The Trump administration is cracking down on fetal tissue research, with new hurdles for government-funded scientists around the country who call the special cells vital for fighting a range of health threats. Already, the administration has shut down one university’s work using fetal tissue to test HIV treatments, and is ending other fetal tissue research at the National Institutes of Health. “I knew this was something that’s going to trickle down to the rest of us,” said Coyne. She uses the placenta, which people may not think of as fetal tissue but technically is classified as such because the fetus produced it, to study how viruses such as Zika get past that protective barrier early in pregnancy.
“It seems to me what we’re moving toward is a ban,” she added.
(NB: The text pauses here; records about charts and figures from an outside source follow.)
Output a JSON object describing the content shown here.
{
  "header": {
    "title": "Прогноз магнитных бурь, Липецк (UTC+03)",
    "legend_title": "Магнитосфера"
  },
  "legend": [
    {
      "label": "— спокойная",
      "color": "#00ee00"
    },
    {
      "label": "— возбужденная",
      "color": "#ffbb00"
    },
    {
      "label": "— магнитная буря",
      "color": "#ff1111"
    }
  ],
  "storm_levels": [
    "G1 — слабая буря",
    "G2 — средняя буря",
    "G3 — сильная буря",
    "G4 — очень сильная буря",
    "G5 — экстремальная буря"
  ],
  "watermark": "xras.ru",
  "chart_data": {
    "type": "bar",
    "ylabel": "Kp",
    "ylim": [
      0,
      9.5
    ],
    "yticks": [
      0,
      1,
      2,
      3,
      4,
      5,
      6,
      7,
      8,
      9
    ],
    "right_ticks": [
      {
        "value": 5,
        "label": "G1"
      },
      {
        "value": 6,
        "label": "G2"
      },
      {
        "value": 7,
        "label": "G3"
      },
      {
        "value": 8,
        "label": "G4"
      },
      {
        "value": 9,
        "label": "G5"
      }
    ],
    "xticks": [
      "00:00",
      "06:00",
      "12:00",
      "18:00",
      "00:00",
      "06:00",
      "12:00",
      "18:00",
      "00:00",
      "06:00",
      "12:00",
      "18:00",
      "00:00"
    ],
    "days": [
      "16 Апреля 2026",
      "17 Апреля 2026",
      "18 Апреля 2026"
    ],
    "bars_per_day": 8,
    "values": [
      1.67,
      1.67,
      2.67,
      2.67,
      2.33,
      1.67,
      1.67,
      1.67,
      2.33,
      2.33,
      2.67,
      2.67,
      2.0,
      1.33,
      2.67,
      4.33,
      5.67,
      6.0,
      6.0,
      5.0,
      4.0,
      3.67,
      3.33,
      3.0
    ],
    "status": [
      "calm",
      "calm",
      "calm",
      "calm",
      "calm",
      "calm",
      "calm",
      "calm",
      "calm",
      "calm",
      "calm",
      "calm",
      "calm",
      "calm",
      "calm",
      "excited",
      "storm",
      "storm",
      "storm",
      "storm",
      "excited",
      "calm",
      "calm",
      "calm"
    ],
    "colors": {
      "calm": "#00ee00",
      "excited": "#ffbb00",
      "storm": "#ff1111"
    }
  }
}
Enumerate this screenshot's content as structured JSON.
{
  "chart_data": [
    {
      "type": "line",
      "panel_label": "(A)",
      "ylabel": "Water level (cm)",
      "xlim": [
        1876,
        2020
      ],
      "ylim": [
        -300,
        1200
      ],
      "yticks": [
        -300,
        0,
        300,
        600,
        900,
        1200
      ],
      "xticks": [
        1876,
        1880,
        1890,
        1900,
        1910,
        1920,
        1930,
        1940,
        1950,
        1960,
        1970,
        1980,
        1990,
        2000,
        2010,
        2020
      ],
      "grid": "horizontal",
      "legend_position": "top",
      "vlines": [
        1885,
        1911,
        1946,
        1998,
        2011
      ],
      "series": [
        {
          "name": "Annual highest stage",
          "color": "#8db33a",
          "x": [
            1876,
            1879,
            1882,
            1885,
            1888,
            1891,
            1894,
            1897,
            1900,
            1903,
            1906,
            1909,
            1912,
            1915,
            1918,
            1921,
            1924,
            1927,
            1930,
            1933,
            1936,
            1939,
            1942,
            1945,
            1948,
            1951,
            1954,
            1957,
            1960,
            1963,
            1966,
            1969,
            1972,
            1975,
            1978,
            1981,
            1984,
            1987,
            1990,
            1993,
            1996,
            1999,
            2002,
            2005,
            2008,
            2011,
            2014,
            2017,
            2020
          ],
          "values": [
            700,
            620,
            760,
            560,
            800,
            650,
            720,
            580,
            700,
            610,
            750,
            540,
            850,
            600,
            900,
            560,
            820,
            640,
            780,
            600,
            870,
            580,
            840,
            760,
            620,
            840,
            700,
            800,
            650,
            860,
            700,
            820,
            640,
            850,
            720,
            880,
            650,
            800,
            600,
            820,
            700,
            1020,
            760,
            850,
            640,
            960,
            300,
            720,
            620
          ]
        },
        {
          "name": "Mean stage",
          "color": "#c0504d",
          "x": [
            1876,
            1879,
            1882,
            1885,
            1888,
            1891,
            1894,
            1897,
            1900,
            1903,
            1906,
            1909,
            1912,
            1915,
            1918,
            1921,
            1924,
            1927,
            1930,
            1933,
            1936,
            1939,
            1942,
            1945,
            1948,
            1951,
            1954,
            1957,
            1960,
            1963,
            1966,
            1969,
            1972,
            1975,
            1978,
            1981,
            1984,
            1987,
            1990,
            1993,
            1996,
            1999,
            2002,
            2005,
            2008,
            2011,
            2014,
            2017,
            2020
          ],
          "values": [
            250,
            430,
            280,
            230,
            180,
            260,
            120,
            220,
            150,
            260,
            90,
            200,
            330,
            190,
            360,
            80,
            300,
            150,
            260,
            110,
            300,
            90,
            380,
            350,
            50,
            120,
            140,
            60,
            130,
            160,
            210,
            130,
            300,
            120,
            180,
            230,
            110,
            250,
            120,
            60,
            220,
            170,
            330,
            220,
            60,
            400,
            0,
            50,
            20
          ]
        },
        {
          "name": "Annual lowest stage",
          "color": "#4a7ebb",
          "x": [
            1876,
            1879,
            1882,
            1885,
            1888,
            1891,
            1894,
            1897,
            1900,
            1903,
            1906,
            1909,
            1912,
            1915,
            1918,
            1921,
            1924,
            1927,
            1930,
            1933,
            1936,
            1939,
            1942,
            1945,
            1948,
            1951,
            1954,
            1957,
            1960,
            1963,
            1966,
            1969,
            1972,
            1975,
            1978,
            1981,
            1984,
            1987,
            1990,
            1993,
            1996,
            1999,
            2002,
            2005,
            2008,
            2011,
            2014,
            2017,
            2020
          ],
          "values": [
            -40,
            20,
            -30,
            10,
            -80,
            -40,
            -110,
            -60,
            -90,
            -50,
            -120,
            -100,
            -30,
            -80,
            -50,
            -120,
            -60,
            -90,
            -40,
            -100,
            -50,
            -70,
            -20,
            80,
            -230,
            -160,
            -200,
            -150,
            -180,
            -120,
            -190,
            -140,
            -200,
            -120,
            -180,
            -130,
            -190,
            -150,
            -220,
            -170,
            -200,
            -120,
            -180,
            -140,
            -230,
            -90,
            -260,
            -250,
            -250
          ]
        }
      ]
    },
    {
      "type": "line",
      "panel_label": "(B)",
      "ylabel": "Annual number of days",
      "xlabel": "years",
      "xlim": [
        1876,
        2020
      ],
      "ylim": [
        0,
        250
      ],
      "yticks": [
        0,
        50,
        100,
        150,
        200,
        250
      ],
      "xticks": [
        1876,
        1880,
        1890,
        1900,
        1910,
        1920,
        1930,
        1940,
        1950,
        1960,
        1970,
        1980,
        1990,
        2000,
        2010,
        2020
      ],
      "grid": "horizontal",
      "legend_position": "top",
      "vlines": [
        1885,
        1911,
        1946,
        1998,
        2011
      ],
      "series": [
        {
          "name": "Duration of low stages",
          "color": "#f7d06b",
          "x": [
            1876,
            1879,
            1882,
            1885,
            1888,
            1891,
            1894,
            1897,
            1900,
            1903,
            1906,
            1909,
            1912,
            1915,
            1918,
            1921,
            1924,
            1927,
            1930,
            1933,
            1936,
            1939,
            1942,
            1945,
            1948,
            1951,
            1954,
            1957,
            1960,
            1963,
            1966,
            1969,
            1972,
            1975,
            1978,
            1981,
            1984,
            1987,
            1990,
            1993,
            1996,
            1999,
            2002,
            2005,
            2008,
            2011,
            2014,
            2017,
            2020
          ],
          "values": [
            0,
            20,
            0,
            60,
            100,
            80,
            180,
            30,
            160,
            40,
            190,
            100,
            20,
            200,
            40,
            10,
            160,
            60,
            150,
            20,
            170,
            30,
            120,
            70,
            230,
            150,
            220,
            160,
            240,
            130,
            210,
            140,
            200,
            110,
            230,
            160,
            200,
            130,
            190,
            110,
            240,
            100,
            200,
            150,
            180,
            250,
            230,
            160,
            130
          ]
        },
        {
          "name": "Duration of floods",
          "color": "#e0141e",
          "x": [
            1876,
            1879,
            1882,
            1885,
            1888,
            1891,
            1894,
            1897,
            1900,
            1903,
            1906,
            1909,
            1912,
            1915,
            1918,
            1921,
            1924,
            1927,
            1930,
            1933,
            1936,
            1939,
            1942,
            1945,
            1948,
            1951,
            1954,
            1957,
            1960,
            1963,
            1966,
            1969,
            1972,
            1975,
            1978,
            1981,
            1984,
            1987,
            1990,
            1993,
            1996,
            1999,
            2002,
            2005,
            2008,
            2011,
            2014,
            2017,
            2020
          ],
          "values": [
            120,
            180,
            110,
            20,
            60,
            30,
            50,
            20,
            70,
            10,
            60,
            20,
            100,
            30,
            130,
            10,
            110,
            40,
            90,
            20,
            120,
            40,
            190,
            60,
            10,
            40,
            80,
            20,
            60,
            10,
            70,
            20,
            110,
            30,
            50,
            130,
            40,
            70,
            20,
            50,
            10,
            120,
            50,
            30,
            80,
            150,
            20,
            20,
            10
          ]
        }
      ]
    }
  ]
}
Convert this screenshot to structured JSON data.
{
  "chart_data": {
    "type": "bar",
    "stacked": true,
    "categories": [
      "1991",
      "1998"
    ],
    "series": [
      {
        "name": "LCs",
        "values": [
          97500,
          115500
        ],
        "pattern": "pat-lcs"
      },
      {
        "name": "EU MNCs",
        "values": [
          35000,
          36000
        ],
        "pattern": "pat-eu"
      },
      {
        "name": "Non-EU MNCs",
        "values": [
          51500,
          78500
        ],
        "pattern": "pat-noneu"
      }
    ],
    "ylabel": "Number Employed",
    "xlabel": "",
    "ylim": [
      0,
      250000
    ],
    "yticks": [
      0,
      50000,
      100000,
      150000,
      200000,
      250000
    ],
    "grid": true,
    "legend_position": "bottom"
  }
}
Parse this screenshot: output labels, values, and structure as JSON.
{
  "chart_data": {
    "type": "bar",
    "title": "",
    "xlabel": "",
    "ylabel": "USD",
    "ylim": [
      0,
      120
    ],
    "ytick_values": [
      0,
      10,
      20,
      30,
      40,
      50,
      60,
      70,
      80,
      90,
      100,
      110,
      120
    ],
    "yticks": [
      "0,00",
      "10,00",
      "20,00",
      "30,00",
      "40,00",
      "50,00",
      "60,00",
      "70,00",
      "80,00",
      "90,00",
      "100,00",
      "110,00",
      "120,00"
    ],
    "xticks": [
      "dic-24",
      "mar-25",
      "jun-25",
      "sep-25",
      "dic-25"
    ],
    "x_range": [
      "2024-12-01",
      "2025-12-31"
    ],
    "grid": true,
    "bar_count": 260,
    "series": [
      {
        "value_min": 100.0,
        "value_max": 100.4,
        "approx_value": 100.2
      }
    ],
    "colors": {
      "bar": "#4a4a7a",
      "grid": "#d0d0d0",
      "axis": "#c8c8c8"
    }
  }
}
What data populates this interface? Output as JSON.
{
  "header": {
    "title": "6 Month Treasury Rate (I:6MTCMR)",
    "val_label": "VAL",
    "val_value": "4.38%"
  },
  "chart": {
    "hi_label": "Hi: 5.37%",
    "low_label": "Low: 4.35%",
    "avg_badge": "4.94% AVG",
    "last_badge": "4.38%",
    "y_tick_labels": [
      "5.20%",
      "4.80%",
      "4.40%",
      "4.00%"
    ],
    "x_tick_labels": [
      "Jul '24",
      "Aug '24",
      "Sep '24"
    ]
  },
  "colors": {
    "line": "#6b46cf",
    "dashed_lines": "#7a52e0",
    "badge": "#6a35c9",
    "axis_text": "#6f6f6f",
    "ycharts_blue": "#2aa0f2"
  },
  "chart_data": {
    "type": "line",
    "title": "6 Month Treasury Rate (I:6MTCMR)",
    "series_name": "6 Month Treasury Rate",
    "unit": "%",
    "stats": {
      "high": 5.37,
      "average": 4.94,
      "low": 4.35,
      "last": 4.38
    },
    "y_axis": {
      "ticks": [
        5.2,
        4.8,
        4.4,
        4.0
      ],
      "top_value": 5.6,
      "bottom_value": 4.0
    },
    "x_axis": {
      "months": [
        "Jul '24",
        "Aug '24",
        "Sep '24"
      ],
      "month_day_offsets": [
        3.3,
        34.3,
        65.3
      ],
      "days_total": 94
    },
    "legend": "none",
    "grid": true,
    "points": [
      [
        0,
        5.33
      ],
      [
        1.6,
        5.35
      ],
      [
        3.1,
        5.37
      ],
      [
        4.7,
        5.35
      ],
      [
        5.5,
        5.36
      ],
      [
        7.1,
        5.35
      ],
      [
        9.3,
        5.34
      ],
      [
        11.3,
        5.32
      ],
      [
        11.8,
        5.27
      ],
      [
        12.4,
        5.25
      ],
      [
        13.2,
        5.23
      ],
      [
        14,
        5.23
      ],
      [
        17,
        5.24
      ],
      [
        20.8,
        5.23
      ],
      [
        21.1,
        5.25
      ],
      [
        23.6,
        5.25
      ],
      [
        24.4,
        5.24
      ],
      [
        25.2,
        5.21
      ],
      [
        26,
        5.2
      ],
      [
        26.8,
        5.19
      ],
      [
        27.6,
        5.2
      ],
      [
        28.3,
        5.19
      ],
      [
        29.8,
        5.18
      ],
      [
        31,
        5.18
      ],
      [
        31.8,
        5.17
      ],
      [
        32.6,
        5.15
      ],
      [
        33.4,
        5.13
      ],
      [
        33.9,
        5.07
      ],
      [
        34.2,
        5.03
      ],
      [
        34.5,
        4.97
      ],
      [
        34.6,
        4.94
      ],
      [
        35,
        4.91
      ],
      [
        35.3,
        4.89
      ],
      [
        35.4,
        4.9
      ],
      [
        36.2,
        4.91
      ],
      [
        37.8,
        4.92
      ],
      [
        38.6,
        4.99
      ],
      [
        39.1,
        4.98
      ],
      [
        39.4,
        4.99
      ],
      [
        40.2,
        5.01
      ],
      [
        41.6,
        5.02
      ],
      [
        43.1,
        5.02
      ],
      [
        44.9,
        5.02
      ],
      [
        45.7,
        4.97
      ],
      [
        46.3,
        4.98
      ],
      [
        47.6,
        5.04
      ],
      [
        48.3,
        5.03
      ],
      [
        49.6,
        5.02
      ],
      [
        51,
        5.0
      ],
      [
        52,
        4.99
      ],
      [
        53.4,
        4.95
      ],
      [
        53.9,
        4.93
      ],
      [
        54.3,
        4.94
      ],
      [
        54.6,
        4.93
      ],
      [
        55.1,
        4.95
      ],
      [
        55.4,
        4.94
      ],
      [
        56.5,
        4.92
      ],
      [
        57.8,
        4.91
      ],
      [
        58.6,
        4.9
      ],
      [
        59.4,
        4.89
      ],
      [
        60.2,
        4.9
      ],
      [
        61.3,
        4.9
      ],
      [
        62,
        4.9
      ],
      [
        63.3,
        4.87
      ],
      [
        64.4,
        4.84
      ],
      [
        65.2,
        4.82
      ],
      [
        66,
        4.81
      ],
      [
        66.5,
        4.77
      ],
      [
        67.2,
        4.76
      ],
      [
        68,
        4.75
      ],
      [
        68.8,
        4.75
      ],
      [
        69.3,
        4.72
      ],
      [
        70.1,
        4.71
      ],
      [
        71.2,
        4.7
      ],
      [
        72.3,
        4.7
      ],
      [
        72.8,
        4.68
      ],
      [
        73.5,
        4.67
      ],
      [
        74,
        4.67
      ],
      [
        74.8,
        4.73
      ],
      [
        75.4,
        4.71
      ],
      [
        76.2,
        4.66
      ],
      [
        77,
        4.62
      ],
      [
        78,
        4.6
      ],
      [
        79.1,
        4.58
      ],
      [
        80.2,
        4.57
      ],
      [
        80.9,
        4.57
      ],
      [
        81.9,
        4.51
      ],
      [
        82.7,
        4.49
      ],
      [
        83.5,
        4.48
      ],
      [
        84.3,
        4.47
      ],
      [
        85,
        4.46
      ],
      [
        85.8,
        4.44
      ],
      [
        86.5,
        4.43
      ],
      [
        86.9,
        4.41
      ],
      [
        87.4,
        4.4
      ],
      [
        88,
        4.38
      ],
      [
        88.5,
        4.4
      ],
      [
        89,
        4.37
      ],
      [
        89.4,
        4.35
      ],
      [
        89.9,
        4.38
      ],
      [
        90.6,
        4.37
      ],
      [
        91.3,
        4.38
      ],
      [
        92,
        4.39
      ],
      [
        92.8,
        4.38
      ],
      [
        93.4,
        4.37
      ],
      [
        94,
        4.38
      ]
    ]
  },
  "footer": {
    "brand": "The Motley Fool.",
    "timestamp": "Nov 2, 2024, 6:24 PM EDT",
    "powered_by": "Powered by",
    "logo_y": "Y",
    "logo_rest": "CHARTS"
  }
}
If so, when it comes to unraveling what happens in pregnancy and fetal development, “we’re going to stay ignorant to a lot of things.” Different types of tissue left over from elective abortions have been used in scientific research for decades, and the work has been credited with leading to lifesaving vaccines and other advances. Under orders from President Donald Trump, the Health and Human Services Department abruptly announced on Wednesday the new restrictions on taxpayer-funded research, but not privately funded work.
Aside from the cancellation of an HIV-related project at the University of California, San Francisco, university-led projects that are funded by the NIH — estimated to be fewer than 200 — aren’t affected right away. But as researchers seek to renew their funding or propose new studies, HHS said it will have to pass an extra layer of review, beyond today’s strict scientific scrutiny. Each project will have a federal ethics board appointed to recommend whether NIH should grant the money.
HHS hasn’t offered details but under the law authorising the review process, that board must include not just biomedical experts but a theologian, and the nation’s health secretary can overrule its advice.